A Moment of Pretense
Colin Firth has been acting in films and television for nearly 30 years. Like many actors before him, Firth has had to endure an unreasonable legacy of typecasting. He has made his career out of playing a young, suave, handsome Brit, and whether he personified good or evil, it mattered not: his role remained the same. With his latest performance in A Single Man, however, all of his earlier potential has finally burst wide open. It is all the more a shame then that his breakthrough performance had to come through the pretentious mess that is A Single Man.
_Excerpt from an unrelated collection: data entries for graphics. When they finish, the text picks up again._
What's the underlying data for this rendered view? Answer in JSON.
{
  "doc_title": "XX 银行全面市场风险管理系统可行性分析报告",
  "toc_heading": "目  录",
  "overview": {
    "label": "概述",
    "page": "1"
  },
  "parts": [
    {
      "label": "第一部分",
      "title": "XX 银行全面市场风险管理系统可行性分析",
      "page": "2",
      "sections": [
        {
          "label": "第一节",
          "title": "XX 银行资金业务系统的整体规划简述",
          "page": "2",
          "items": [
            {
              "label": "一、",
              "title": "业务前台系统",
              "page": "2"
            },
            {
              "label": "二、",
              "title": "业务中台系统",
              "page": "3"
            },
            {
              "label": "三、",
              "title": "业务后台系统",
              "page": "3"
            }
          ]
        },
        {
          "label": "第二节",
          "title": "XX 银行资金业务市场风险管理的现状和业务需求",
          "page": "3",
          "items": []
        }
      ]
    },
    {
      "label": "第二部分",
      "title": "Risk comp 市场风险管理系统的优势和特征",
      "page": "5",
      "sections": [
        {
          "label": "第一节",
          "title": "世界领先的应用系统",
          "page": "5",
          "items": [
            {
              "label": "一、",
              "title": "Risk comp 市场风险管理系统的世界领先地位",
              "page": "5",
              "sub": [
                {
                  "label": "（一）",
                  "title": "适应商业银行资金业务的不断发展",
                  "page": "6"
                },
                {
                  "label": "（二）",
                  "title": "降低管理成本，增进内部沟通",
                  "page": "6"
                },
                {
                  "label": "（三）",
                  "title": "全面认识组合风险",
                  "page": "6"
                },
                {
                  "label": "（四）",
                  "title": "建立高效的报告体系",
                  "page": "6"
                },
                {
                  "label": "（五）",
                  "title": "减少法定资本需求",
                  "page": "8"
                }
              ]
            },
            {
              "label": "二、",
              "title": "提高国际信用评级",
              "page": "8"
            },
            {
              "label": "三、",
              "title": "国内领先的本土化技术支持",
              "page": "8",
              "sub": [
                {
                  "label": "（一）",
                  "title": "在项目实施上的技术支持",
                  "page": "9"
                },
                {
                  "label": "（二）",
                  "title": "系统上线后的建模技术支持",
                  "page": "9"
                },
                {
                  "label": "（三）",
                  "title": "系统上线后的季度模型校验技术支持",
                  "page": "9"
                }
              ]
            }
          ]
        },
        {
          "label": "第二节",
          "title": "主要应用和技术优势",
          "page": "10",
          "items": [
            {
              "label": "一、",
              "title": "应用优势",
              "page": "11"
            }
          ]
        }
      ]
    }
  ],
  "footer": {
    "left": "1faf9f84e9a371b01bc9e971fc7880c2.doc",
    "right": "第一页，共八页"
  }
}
Directed through the longwinded vision of fashion icon Tom Ford, A Single Man is an ostentatious string of visuals, with a screenplay thrown in the mix. Tom Ford is a famous American fashion designer, and A Single Man is his directorial debut in film. It is an ambitious debut, and a deeply personal film at that. Thanks to Ford’s extensive background in fashion design (and photography), A Single Man runs rampant with visual flair and expressionistic tones. If this film had been made as sheer avant-garde, it might very well have been a masterpiece. However, Ford made a haphazard attempt to balance his unique visual style with that of a lazy semblance of script and plot. Simply put, his attempt fell flat.
Aside from of all of his pompous close-ups and jarring editing, Ford (in collaboration with first-time screenwriter David Scearce) decided to adapt Christopher Isherwood’s 2001 novel A Single Man. The film’s story centers on the character of George (Colin Firth) and his inability to cope with the accidental death of his former lover Jim (Matthew Goode). George is an English professor at a university in 1962 Los Angeles, and has no choice but to keep his closet homosexuality a secret. Like many gay men of that time period, George kept the status quo by involving himself with a female lover. This lover (Charley, played by Julianne Moore) was more like a best friend to George; in fact, besides Charley, George did not have many friends at all, if any. Firth did the best he could with Ford’s meager script, and helped transform George’s tight-lipped loneliness into something more universal in its understanding of anguish.
If it weren’t for the exquisite performance of Colin Firth, A Single Man would have been as lifeless as a coffin. This is particularly unfortunate, since Ford was trying to illuminate the notion of living life in ‘the moment’. In order to cinematically reflect this philosophical outlook, Ford used many gratuitous close-ups, and, with the help of his editor Joan Sobel, applied a disorienting style of editing. The result ended up looking forced and over-the-top, and only served to alienate the audience from its desired message. There is one scene in particular which best highlights the indulgence of Ford’s storytelling technique. It takes place in a jam-packed parking lot, as George engages in a conversation with a stranger whom he had just recently met. The topics of the conversation vary from the profound to the mundane in a matter of seconds, and seem wholly improbable as mere introduction banter. The worst part of this scene, however, has nothing to do with the unrealistic dialogue, but more with its baseless use of background space. For some reason (or better yet no reason), the two men spend the bulk of their conversation in front of a massive billboard of Alfred Hitchcock’s Psycho. Oooooooooo...very symbolic! Yes, Tom Ford, we understand: you are a very cultured man indeed.
Once again, the saddest part of this movie lies in the fact that a truly wonderful performance was nearly lost in its cluttered spectacle. Colin Firth helped as best he could, through bringing an emotional balance to the film’s cold intellectualism. But in the end, even Firth’s unspoken words couldn’t trump the film’s vanity. Firth’s performance is nothing short of poetic, and richly deserves an Oscar nomination. Firth was, in every sense of the word, A Single Man. Even when the film tailed off into overwrought sentimentality, Firth held his ground. Instead of acting as the film’s emotional catharsis, the ending was laughable in its unwarranted sappiness. If the movie had been more emotionally conscious leading up to its climax, then perhaps the ending might have been more powerful. Instead, for much of the picture, Ford trapped his characters inside a model shoot-like box, when all they really wanted to do was live.